Laporan terakhir dari Bank Indonesia (BI) juga mencatat aliran modal asing yang keluar dari pasar keuangan domestik pada pada 16 hingga 19 Oktober 2023 mencapai 5,36 triliun rupiah. Sebelumnya, pada 25 hingga 27 September 2023, aliran modal asing keluar dari pasar keuangan domestik tercatat senilai 7,77 triliun rupiah.

Terkait penurunan neraca perdagangan, Riefky mengatakan kalau hal itu karena kebijakan moneter kontraktif berbagai bank sentral di dunia yang memicu perlambatan permintaan global dan menekan harga komoditas, sehingga berpotensi memberikan implikasi lanjutan terhadap Indonesia pada aspek perdagangan, seiring tingginya ketergantungan ekspor nasional terhadap harga komoditas.

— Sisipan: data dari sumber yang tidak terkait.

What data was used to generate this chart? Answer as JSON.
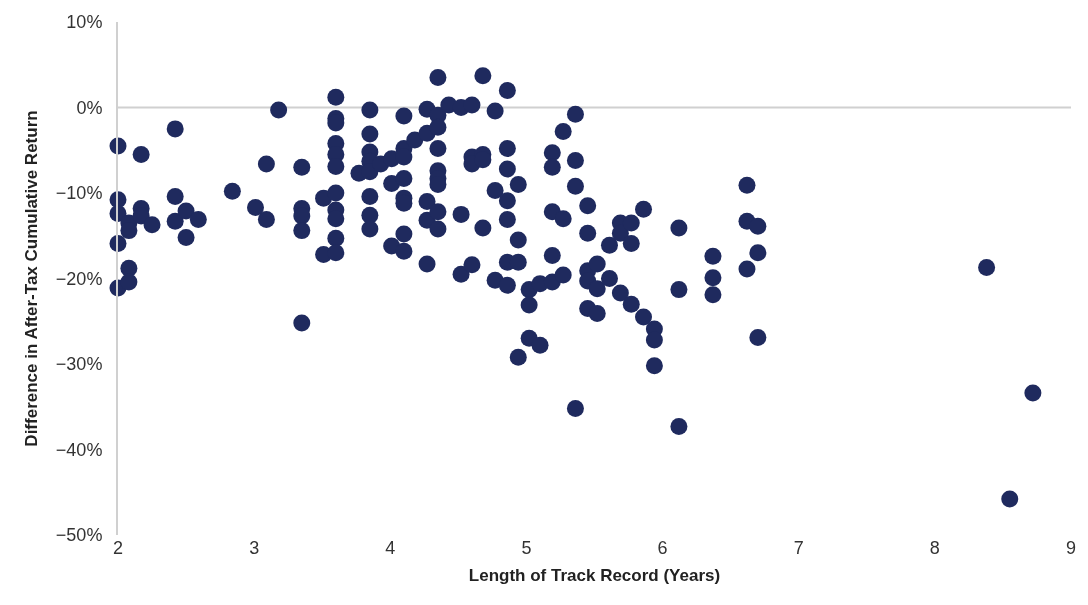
{
  "chart_data": {
    "type": "scatter",
    "xlabel": "Length of Track Record (Years)",
    "ylabel": "Difference in After-Tax Cumulative Return",
    "xlim": [
      2,
      9
    ],
    "xticks": [
      2,
      3,
      4,
      5,
      6,
      7,
      8,
      9
    ],
    "ylim": [
      -50,
      10
    ],
    "yticks": [
      {
        "value": 10,
        "label": "10%"
      },
      {
        "value": 0,
        "label": "0%"
      },
      {
        "value": -10,
        "label": "−10%"
      },
      {
        "value": -20,
        "label": "−20%"
      },
      {
        "value": -30,
        "label": "−30%"
      },
      {
        "value": -40,
        "label": "−40%"
      },
      {
        "value": -50,
        "label": "−50%"
      }
    ],
    "grid": false,
    "marker": "circle",
    "ref_lines": [
      {
        "axis": "y",
        "value": 0,
        "color": "#d0d0d0"
      }
    ],
    "series": [
      {
        "color": "#1f2a5e",
        "x": [
          2.0,
          2.0,
          2.0,
          2.0,
          2.0,
          2.08,
          2.08,
          2.08,
          2.08,
          2.17,
          2.17,
          2.17,
          2.25,
          2.42,
          2.42,
          2.42,
          2.5,
          2.5,
          2.59,
          2.84,
          3.01,
          3.09,
          3.09,
          3.18,
          3.35,
          3.35,
          3.35,
          3.35,
          3.35,
          3.51,
          3.51,
          3.6,
          3.6,
          3.6,
          3.6,
          3.6,
          3.6,
          3.6,
          3.6,
          3.6,
          3.6,
          3.6,
          3.77,
          3.85,
          3.85,
          3.85,
          3.85,
          3.85,
          3.85,
          3.85,
          3.85,
          3.93,
          4.01,
          4.01,
          4.01,
          4.1,
          4.1,
          4.1,
          4.1,
          4.1,
          4.1,
          4.1,
          4.1,
          4.18,
          4.27,
          4.27,
          4.27,
          4.27,
          4.27,
          4.35,
          4.35,
          4.35,
          4.35,
          4.35,
          4.35,
          4.35,
          4.35,
          4.35,
          4.43,
          4.52,
          4.52,
          4.52,
          4.6,
          4.6,
          4.6,
          4.6,
          4.68,
          4.68,
          4.68,
          4.68,
          4.77,
          4.77,
          4.77,
          4.86,
          4.86,
          4.86,
          4.86,
          4.86,
          4.86,
          4.86,
          4.94,
          4.94,
          4.94,
          4.94,
          5.02,
          5.02,
          5.02,
          5.1,
          5.1,
          5.19,
          5.19,
          5.19,
          5.19,
          5.19,
          5.27,
          5.27,
          5.27,
          5.36,
          5.36,
          5.36,
          5.36,
          5.45,
          5.45,
          5.45,
          5.45,
          5.45,
          5.52,
          5.52,
          5.52,
          5.61,
          5.61,
          5.69,
          5.69,
          5.69,
          5.77,
          5.77,
          5.77,
          5.86,
          5.86,
          5.94,
          5.94,
          5.94,
          6.12,
          6.12,
          6.12,
          6.37,
          6.37,
          6.37,
          6.62,
          6.62,
          6.62,
          6.7,
          6.7,
          6.7,
          8.38,
          8.55,
          8.72
        ],
        "values": [
          -4.5,
          -10.8,
          -12.4,
          -15.9,
          -21.1,
          -13.5,
          -14.4,
          -18.8,
          -20.4,
          -5.5,
          -11.8,
          -12.7,
          -13.7,
          -2.5,
          -10.4,
          -13.3,
          -12.1,
          -15.2,
          -13.1,
          -9.8,
          -11.7,
          -6.6,
          -13.1,
          -0.3,
          -7.0,
          -11.8,
          -12.7,
          -14.4,
          -25.2,
          -10.6,
          -17.2,
          1.2,
          -1.3,
          -1.8,
          -4.2,
          -5.5,
          -6.9,
          -10.0,
          -12.0,
          -13.0,
          -15.3,
          -17.0,
          -7.7,
          -0.3,
          -3.1,
          -5.2,
          -6.3,
          -7.5,
          -10.4,
          -12.6,
          -14.2,
          -6.6,
          -6.0,
          -8.9,
          -16.2,
          -1.0,
          -4.8,
          -5.8,
          -8.3,
          -10.6,
          -11.2,
          -14.8,
          -16.8,
          -3.8,
          -0.2,
          -3.0,
          -11.0,
          -13.2,
          -18.3,
          3.5,
          -0.9,
          -2.3,
          -4.8,
          -7.4,
          -8.3,
          -9.0,
          -12.2,
          -14.2,
          0.3,
          0.0,
          -12.5,
          -19.5,
          0.3,
          -5.8,
          -6.6,
          -18.4,
          3.7,
          -5.5,
          -6.1,
          -14.1,
          -0.4,
          -9.7,
          -20.2,
          2.0,
          -4.8,
          -7.2,
          -10.9,
          -13.1,
          -18.1,
          -20.8,
          -9.0,
          -15.5,
          -18.1,
          -29.2,
          -21.3,
          -23.1,
          -27.0,
          -20.6,
          -27.8,
          -5.3,
          -7.0,
          -12.2,
          -17.3,
          -20.4,
          -2.8,
          -13.0,
          -19.6,
          -0.8,
          -6.2,
          -9.2,
          -35.2,
          -11.5,
          -14.7,
          -19.1,
          -20.3,
          -23.5,
          -18.3,
          -21.2,
          -24.1,
          -16.1,
          -20.0,
          -13.5,
          -14.7,
          -21.7,
          -13.5,
          -15.9,
          -23.0,
          -11.9,
          -24.5,
          -25.9,
          -27.2,
          -30.2,
          -14.1,
          -21.3,
          -37.3,
          -17.4,
          -19.9,
          -21.9,
          -9.1,
          -13.3,
          -18.9,
          -13.9,
          -17.0,
          -26.9,
          -18.7,
          -45.8,
          -33.4
        ]
      }
    ]
  }
}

"Mengingat 90 persen dari impor Indonesia adalah bahan baku dan barang modal, depresiasi akan meningkatkan ongkos produksi domestik, membahayakan performa sektor manufaktur yang akan mempengaruhi pertumbuhan investasi ke depan," jelas Riefky.

Di sisi lain, Bank Indonesia (BI) sebagai otoritas moneter telah secara aktif melakukan intervensi di pasar valuta asing (valas), dan bahkan menaikkan tingkat suku bunga acuan dalam Rapat Dewan Gubernur (RDG) terakhir untuk meredam fluktuasi nilai tukar rupiah.

Kenaikan Harga Energi

Sementara itu, pengamat ekonomi dari Universitas Airlangga Surabaya, Imron Mawardi, mengatakan pemerintah perlu mewaspadai risiko defisit transaksi berjalan yang terutama dipicu oleh kenaikan suku bunga di AS dan kinerja perekonomian yang menurun.

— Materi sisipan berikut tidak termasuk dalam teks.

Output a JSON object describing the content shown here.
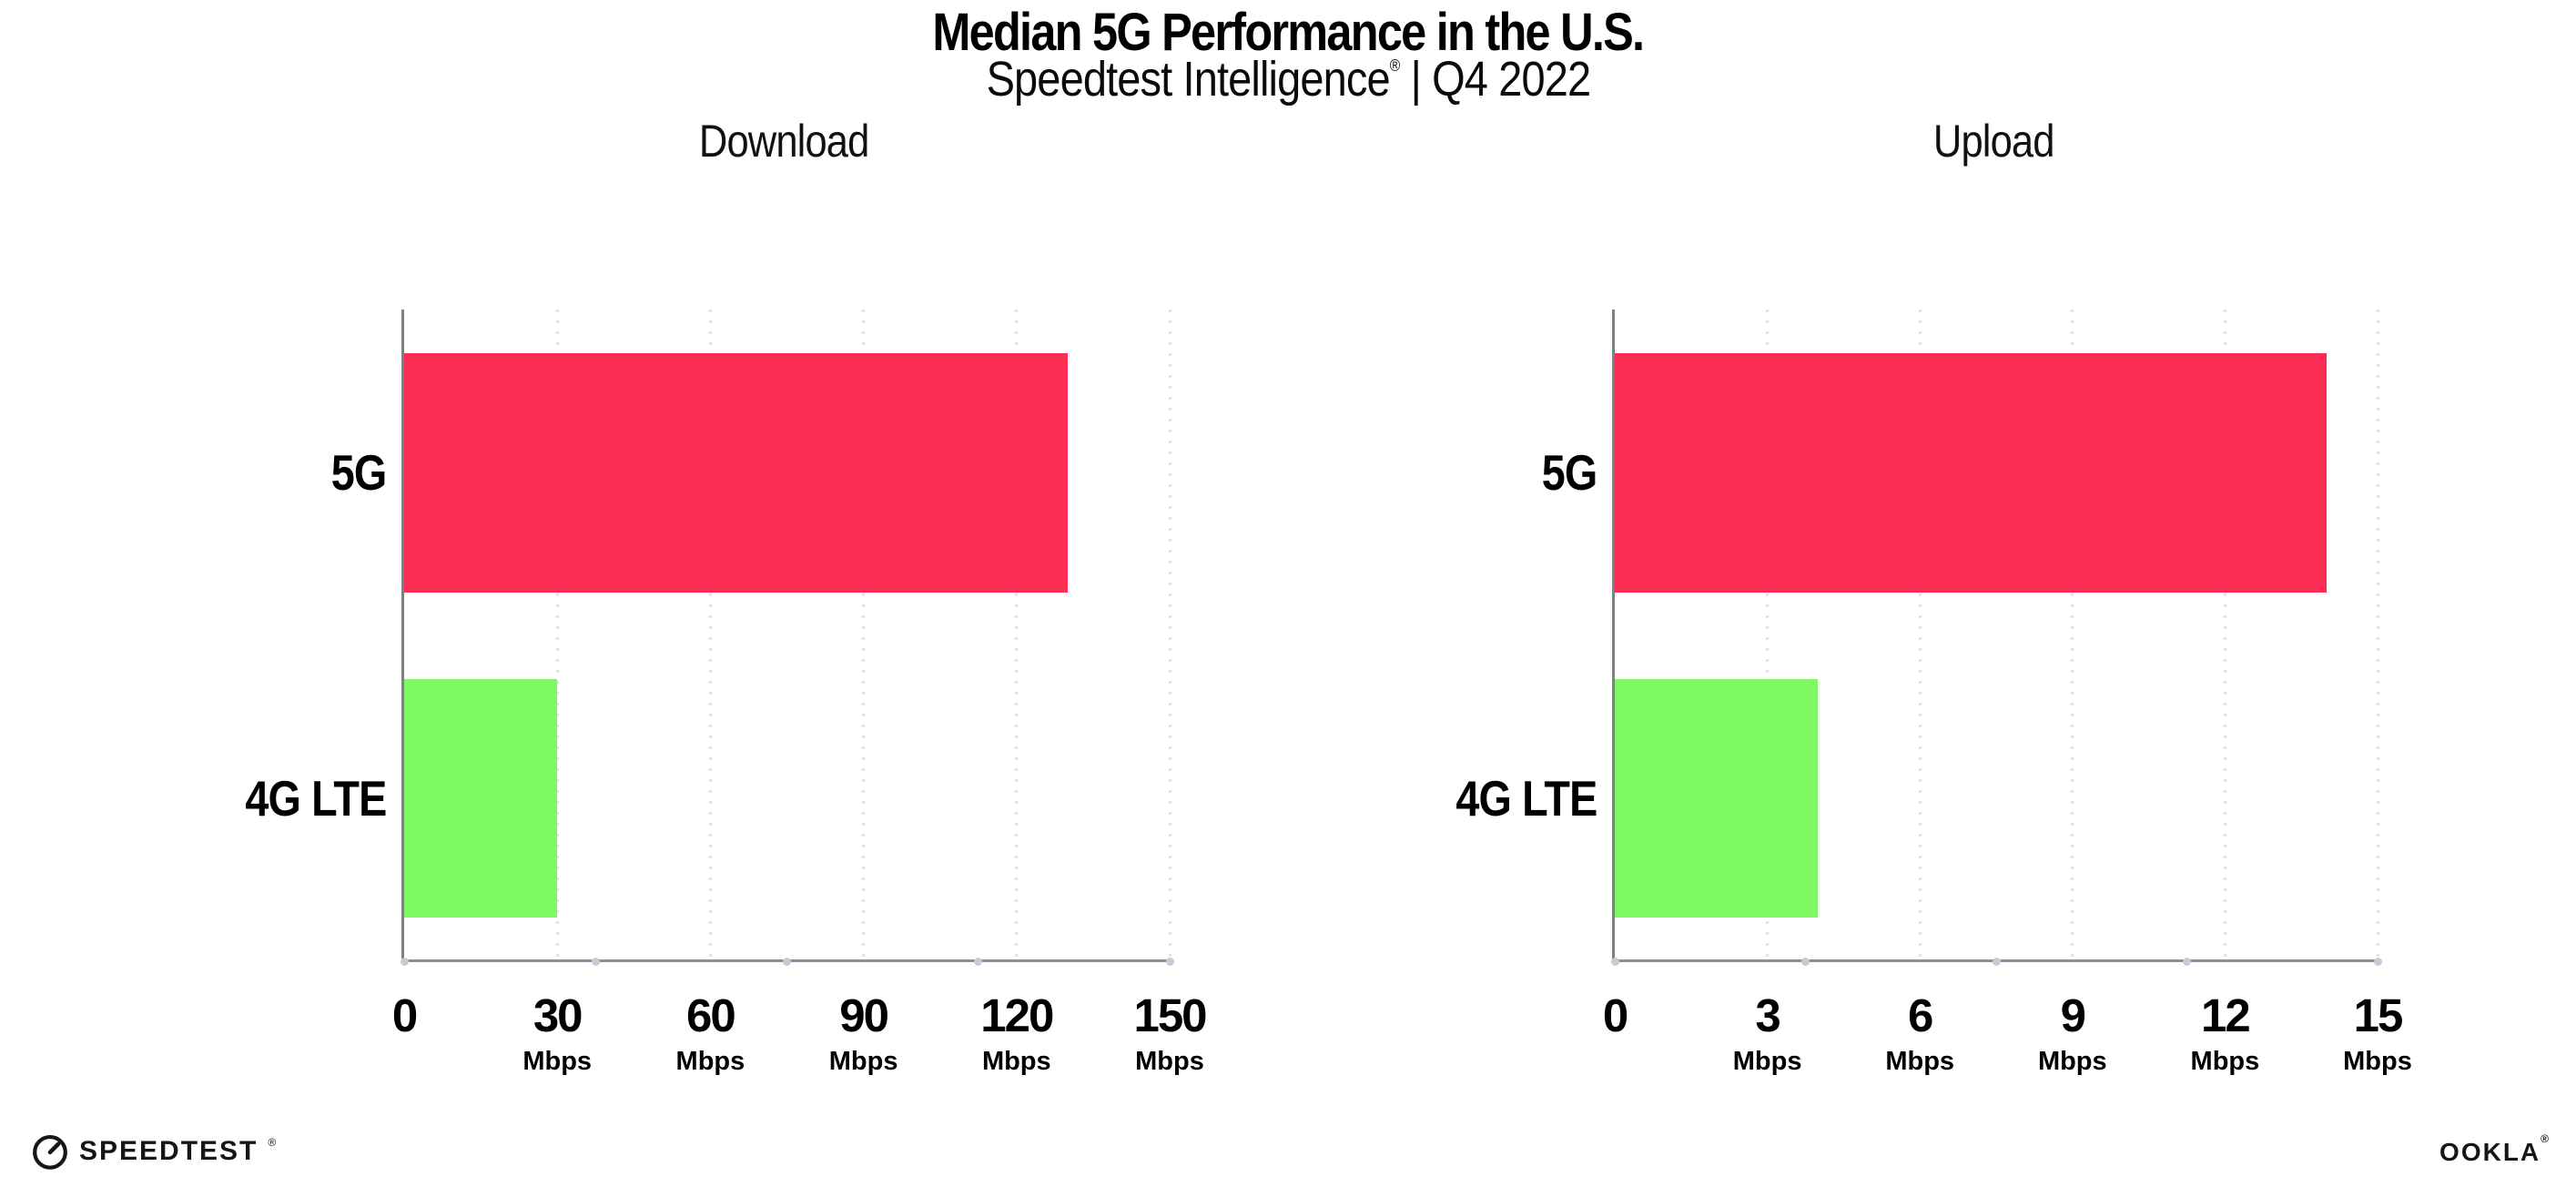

"Dengan langkah-langkah ekonomi AS yang menyebabkan capital outflow, sektor finansial tidak lagi kuat untuk menutup, dan ancaman ke depan masih sangat berpotensi berdampak transkasi finansial terus menurun," kata Imron.

Kondisi tersebut makin diperparah dengan konflik di Timur Tengah, dan perang Ukraina tentu akan berdampak di berbagai sektor, seperti energi dengan potensi kenaikan harganya, dan Indonesia semakin sulit meningkatkan ekspor karena perdagangan akan turut terganggu, menyebabkan defisit neraca perdagangan akan cukup besar.

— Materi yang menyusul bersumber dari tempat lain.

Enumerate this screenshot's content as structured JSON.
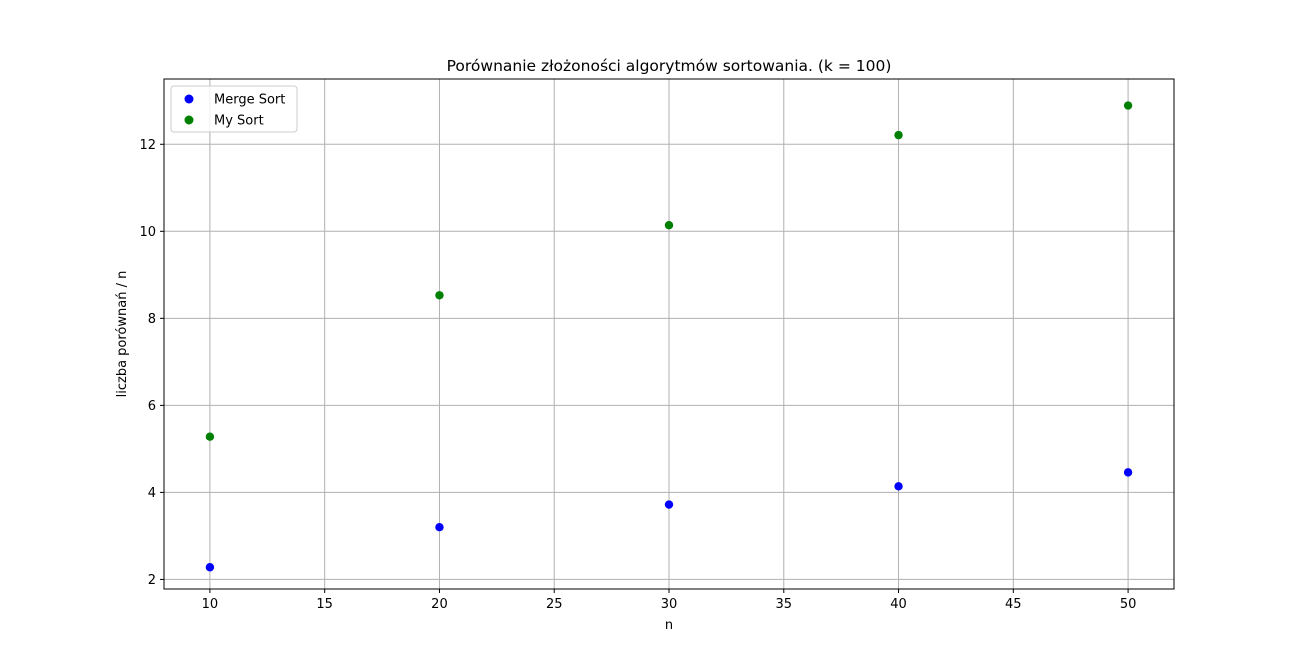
{
  "chart_data": {
    "type": "scatter",
    "title": "Porównanie złożoności algorytmów sortowania. (k = 100)",
    "xlabel": "n",
    "ylabel": "liczba porównań / n",
    "xlim": [
      8,
      52
    ],
    "ylim": [
      1.78,
      13.5
    ],
    "xticks": [
      10,
      15,
      20,
      25,
      30,
      35,
      40,
      45,
      50
    ],
    "yticks": [
      2,
      4,
      6,
      8,
      10,
      12
    ],
    "grid": true,
    "legend_position": "top-left",
    "series": [
      {
        "name": "Merge Sort",
        "color": "#0000ff",
        "x": [
          10,
          20,
          30,
          40,
          50
        ],
        "y": [
          2.28,
          3.2,
          3.72,
          4.14,
          4.46
        ]
      },
      {
        "name": "My Sort",
        "color": "#008000",
        "x": [
          10,
          20,
          30,
          40,
          50
        ],
        "y": [
          5.28,
          8.53,
          10.14,
          12.21,
          12.89
        ]
      }
    ]
  }
}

Di sisi lain, Indonesia masih mengejar pertumbuhan dengan konsumsi yang banyak dari impor, sehingga yang menikmati hasilnya bukan Indonesia. Pemerintah harus mendorong agar produsen meningkatkan added value sehingga saat dieskpor punya nilai yang besar. "Insentif pajak dan regulasi yang mudah bisa dilakukan. Selain itu, langkah-langkah dari makroekonomi menjaga iklim investasi baik. Investment grade membuat pasar percaya akan memberikan capital inflow besar, dan perlu juga mencari pasar ekspor alternatif," kata Imron.

Sementara itu, Dosen Fakultas Ekonomi dan Bisnis Universitas Katolik Atmajaya Jakarta, YB Suhartoko, mengatakan defisit neraca transaksi berjalan yang meningkat menunjukkan adanya risiko melemahnya rupiah selanjutnya. "Defisit ini jika berasal dari neraca pendapatan modal investasi portofolio bisa segera diatasi dengan menaikkan suku bunga untuk meningkatkan daya tarik surat berharga dalam negeri dan akhirnya meredam capital outflow," kata Suhartoko.

Namun, jika sumber defisitnya dari pendapatan modal terutama dari investasi langsung, maka perlu waktu cukup panjang dan membutuhkan dana besar untuk meredamnya.